NO PLACE FOR ETHICS IN TODAY’S POLITICS

It is true there is no place for ethics in the politics of the day.

Had it been so, Sushma Swara, Vasundhara Raje Schindia, Smriti Irani, Vinod Tawde and some more BJP members would have resigned or would have apologised for their roles in the alleged controversies related to them.

Had it been so, Congress would have come clean on Robert Vadra and other scams and controversies related to the party leaders.

Had it been so, some politicians would not go so berserk in different Indian states including Uttar Pradesh, Bihar, Odisha, West Bengal among others.

Had it not been so, we would not be talking about the ‘practical norms’ of the politics of the day where ethics have no space left, where every political outfit is seen on the same platform when it comes to follow the value-system.

Had it not been so, the elector would not have gone with a new political entity, the Aam Aadmi Party, with no history and credentials. Unfortunately, that experiment has started losing its steam within few months only and the deterioration looks ‘planned’ and irreversible. Before the assembly polls this February, the BJP had eight months to deliver but couldn’t gauge the mood.

Had it not been so, the dynasty politics would not be a debatable issue in Indian politics.

Had it not been so, family-bias, nepotism and political corruption would not have become so routine, like it has become now.

Had it not been so, politicians would not consider themselves in a different, higher class than us. Had it not been so, we would not have such a common VIP culture.

So, unless and until it becomes too impossible to ignore, unless and until it becomes too corrosive to hurt electoral prospects, the leaders named in the Lalit Modi controversy would not step down. Yes, the BJP is at the receiving end this time, but it knows it is in the government and even the opposition has many weak spots and it knows next parliamentary elections are four years away. The BJP strategists know the political opposition is trying to squeeze in the maximum political mileage from the ongoing episode and they are ‘focused’ at minimizing it.

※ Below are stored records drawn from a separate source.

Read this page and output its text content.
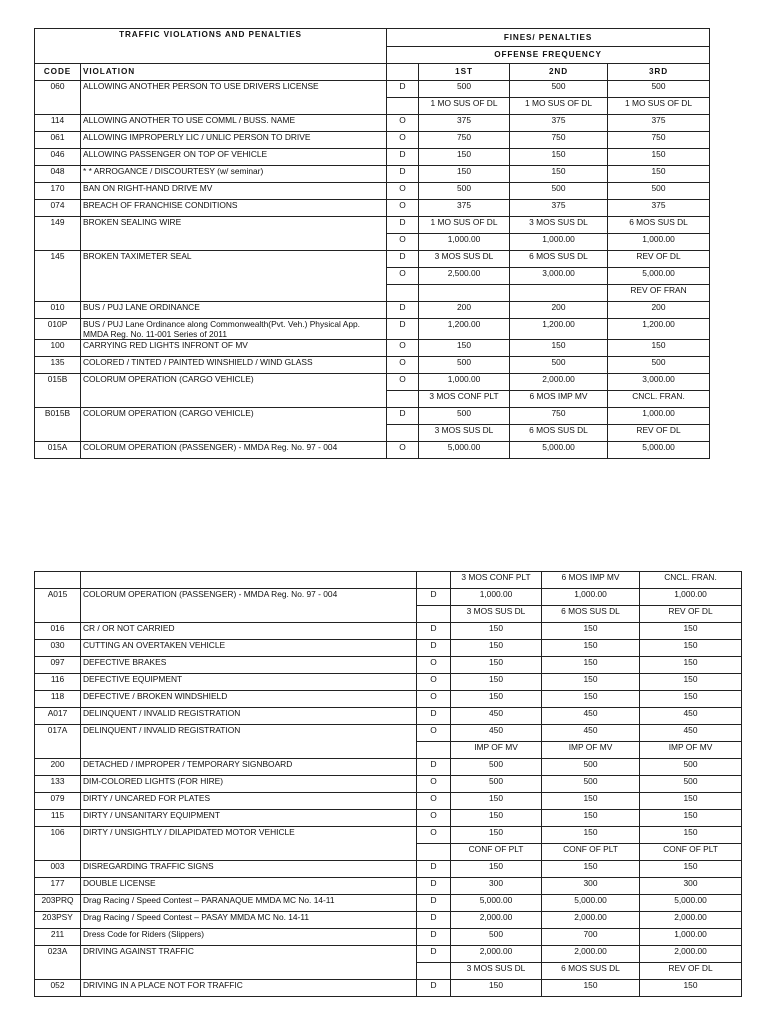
TRAFFIC VIOLATIONS AND PENALTIES		FINES/ PENALTIES			
		OFFENSE FREQUENCY			
CODE	VIOLATION		1ST	2ND	3RD
060	ALLOWING ANOTHER PERSON TO USE DRIVERS LICENSE	D	500	500	500
			1 MO SUS OF DL	1 MO SUS OF DL	1 MO SUS OF DL
114	ALLOWING ANOTHER TO USE COMML / BUSS. NAME	O	375	375	375
061	ALLOWING IMPROPERLY LIC / UNLIC PERSON TO DRIVE	O	750	750	750
046	ALLOWING PASSENGER ON TOP OF VEHICLE	D	150	150	150
048	* * ARROGANCE / DISCOURTESY (w/ seminar)	D	150	150	150
170	BAN ON RIGHT-HAND DRIVE MV	O	500	500	500
074	BREACH OF FRANCHISE CONDITIONS	O	375	375	375
149	BROKEN SEALING WIRE	D	1 MO SUS OF DL	3 MOS SUS DL	6 MOS SUS DL
		O	1,000.00	1,000.00	1,000.00
145	BROKEN TAXIMETER SEAL	D	3 MOS SUS DL	6 MOS SUS DL	REV OF DL
		O	2,500.00	3,000.00	5,000.00
					REV OF FRAN
010	BUS / PUJ LANE ORDINANCE	D	200	200	200
010P	BUS / PUJ Lane Ordinance along Commonwealth(Pvt. Veh.) Physical App. MMDA Reg. No. 11-001 Series of 2011	D	1,200.00	1,200.00	1,200.00
100	CARRYING RED LIGHTS INFRONT OF MV	O	150	150	150
135	COLORED / TINTED / PAINTED WINSHIELD / WIND GLASS	O	500	500	500
015B	COLORUM OPERATION (CARGO VEHICLE)	O	1,000.00	2,000.00	3,000.00
			3 MOS CONF PLT	6 MOS IMP MV	CNCL. FRAN.
B015B	COLORUM OPERATION (CARGO VEHICLE)	D	500	750	1,000.00
			3 MOS SUS DL	6 MOS SUS DL	REV OF DL
015A	COLORUM OPERATION (PASSENGER) - MMDA Reg. No. 97 - 004	O	5,000.00	5,000.00	5,000.00
			3 MOS CONF PLT	6 MOS IMP MV	CNCL. FRAN.
A015	COLORUM OPERATION (PASSENGER) - MMDA Reg. No. 97 - 004	D	1,000.00	1,000.00	1,000.00
			3 MOS SUS DL	6 MOS SUS DL	REV OF DL
016	CR / OR NOT CARRIED	D	150	150	150
030	CUTTING AN OVERTAKEN VEHICLE	D	150	150	150
097	DEFECTIVE BRAKES	O	150	150	150
116	DEFECTIVE EQUIPMENT	O	150	150	150
118	DEFECTIVE / BROKEN WINDSHIELD	O	150	150	150
A017	DELINQUENT / INVALID REGISTRATION	D	450	450	450
017A	DELINQUENT / INVALID REGISTRATION	O	450	450	450
			IMP OF MV	IMP OF MV	IMP OF MV
200	DETACHED / IMPROPER / TEMPORARY SIGNBOARD	D	500	500	500
133	DIM-COLORED LIGHTS (FOR HIRE)	O	500	500	500
079	DIRTY / UNCARED FOR PLATES	O	150	150	150
115	DIRTY / UNSANITARY EQUIPMENT	O	150	150	150
106	DIRTY / UNSIGHTLY / DILAPIDATED MOTOR VEHICLE	O	150	150	150
			CONF OF PLT	CONF OF PLT	CONF OF PLT
003	DISREGARDING TRAFFIC SIGNS	D	150	150	150
177	DOUBLE LICENSE	D	300	300	300
203PRQ	Drag Racing / Speed Contest – PARANAQUE MMDA MC No. 14-11	D	5,000.00	5,000.00	5,000.00
203PSY	Drag Racing / Speed Contest – PASAY MMDA MC No. 14-11	D	2,000.00	2,000.00	2,000.00
211	Dress Code for Riders (Slippers)	D	500	700	1,000.00
023A	DRIVING AGAINST TRAFFIC	D	2,000.00	2,000.00	2,000.00
			3 MOS SUS DL	6 MOS SUS DL	REV OF DL
052	DRIVING IN A PLACE NOT FOR TRAFFIC	D	150	150	150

So, Arvind Kejriwal didn’t ask Jitendra Singh Tomar to step down when questions were first raised about ‘fake degrees’ of the law minister. Ideally, Arvind should not have made him minister because the row around his degrees precedes his electoral victory. Probably, he feels he is safely home for at least five years.

So, Indian politics is dominated by personality cults around political parties and political parties evolving and revolving around a person or a family.

So, a norm sans ‘ethics’ – in the name of being practical – has become the political pragmatism of the day.